I now consider myself a starter. I know that if I'm not up with the big club as a starter, I'll be back down at Norfolk in the rotation. If I had to choose between the chance of being in the big leagues and being in the minors, obviously I'd rather be in the majors. But it doesn't look like there's any room for me in the Mets' bullpen, so in that case I'd rather be starting at Norfolk.

Growing up in Hawaii, I never really had anyone to take me under their wing and teach me the finer points of baseball. My dad played softball and he would take me out to the diamonds and play catch with me, that kind of thing, but I never really had a coach who made a huge impact on me. Basically, I got through high school and college ball just on talent alone, and it wasn't until I signed professionally that I really got serious about learning baseball as a game.

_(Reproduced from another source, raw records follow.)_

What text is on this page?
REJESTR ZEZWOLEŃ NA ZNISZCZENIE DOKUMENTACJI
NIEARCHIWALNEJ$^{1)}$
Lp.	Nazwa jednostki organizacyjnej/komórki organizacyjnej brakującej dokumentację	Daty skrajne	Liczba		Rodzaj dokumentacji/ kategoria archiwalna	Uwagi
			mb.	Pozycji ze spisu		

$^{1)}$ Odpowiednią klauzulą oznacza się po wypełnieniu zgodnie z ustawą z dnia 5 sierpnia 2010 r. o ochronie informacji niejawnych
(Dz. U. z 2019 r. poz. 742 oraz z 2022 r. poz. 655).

Playing high school ball in Hawaii is a lot different than the schools on the mainland. Where I went, we only had three teams in the area, so I'd face the same lineups 15 or 20 times a year and just make adjustments to keep getting those guys out. Then, when the summer would come and I'd join leagues, I'd find myself facing a lot of the same hitters, so I'd just keep making those adjustments. Looking back, I think learning to make those changes to the way I went after hitters has helped me out a lot.

Rick Peterson has been a big help to me since he's come here to the Mets. What Rick and other coaches along the way, like Randy Niemann and Al Jackson, have taught me is that it's all about location and not just velocity. Even though I can throw the ball as hard as anyone in the game, it doesn't matter because in the big leagues anyone can hit a 97 MPH fastball.

It all comes down to where I can place my pitches, and the crispness of those pitches, that will make the difference. If you can throw the ball 92 MPH and follow it with an 80 MPH change-up, you'd be almost unhittable -- that's what Pedro Martinez does, and Eric Gagne too. I watch those guys on TV, and I just think, ‘Those guys are unbelievable.'

When I'm on the mound, I don't really think about my arm strength. It's great to have and I know I can throw the ball hard, but to me, it's just the way I pitch. God's given me a gift, and I'm lucky to have it. I'm the most worried about just trying to hit the catcher's glove and execute a quality pitch, because that's what I try to do.